Background: There is a risk of drug sorption into an intravenous administration set composed of polyvinyl chloride (PVC), polyurethane (PU), or polyolefin (PO). This has implications on the dose of the active ingredient the patient receives, and thus therapeutic success. This study aimed to determine the plasma concentration of nitroglycerin and the effect of nitroglycerin on patients based on the composition of the administration set.
Methods: Using a randomized, open-labeled, 3 × 3 crossover method, 9 volunteers were assigned to 3 groups. In period I, nitroglycerin (100 μg/mL) was infused via a PVC- (group A), PU- (group B), or PO-based (group C) administration set. In period II, PU- (group A), PO- (group B), and PVC-based (group C) administration sets were used, and in period III, PO- (group A), PVC- (group B), and PU-based (group C) administration sets were used. The rate of drug administration in all periods was 12 mL/hour for 30 minutes using an infusion pump. Blood samples were collected, and the plasma concentrations of nitroglycerin were analyzed using validated high-performance liquid chromatography coupled with tandem mass spectrometry. Blood pressure was determined using a sphygmomanometer applied to the other upper arm at an interval of 5 minutes.

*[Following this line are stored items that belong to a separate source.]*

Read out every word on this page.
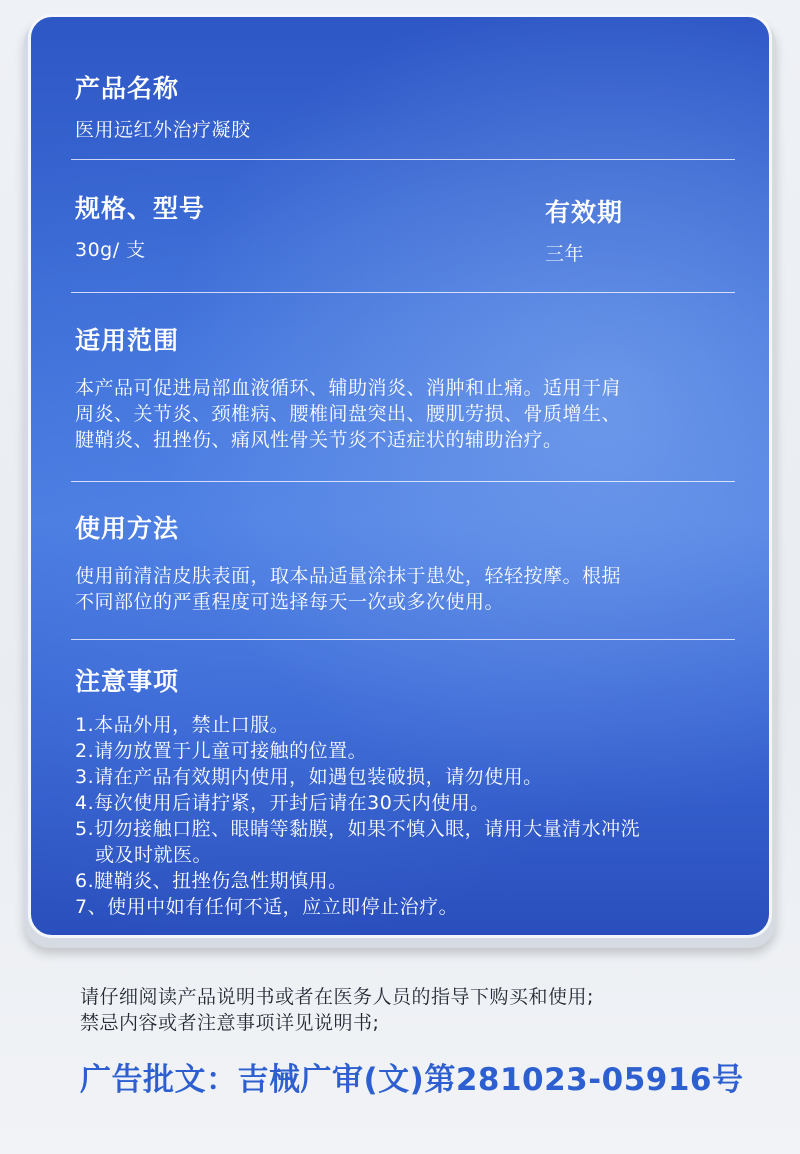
产品名称

医用远红外治疗凝胶

规格、型号

30g/ 支

有效期

三年

适用范围

本产品可促进局部血液循环、辅助消炎、消肿和止痛。适用于肩

周炎、关节炎、颈椎病、腰椎间盘突出、腰肌劳损、骨质增生、

腱鞘炎、扭挫伤、痛风性骨关节炎不适症状的辅助治疗。

使用方法

使用前清洁皮肤表面，取本品适量涂抹于患处，轻轻按摩。根据

不同部位的严重程度可选择每天一次或多次使用。

注意事项

1.本品外用，禁止口服。
2.请勿放置于儿童可接触的位置。
3.请在产品有效期内使用，如遇包装破损，请勿使用。
4.每次使用后请拧紧，开封后请在30天内使用。
5.切勿接触口腔、眼睛等黏膜，如果不慎入眼，请用大量清水冲洗
或及时就医。
6.腱鞘炎、扭挫伤急性期慎用。
7、使用中如有任何不适，应立即停止治疗。
请仔细阅读产品说明书或者在医务人员的指导下购买和使用;
禁忌内容或者注意事项详见说明书;
广告批文：吉械广审(文)第281023-05916号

Results: We observed that the mean plasma concentration of nitroglycerin over time when administered using a PO-based tube was higher than that when using a PU- or PVC-based tube. When the percent change of the mean arterial pressure from baseline at each time point was compared among groups, there were statistically significant differences between PU and PO or PVC at most points during nitroglycerin infusion.
Conclusion: Our results showed higher nitroglycerin plasma concentration and lower arterial pressure when a PO-based administration set was used than when a PVC- or PU-based administration set was used. PO-based administration sets may be more appropriate for nitroglycerin administration compared to those composed of PVC or PU.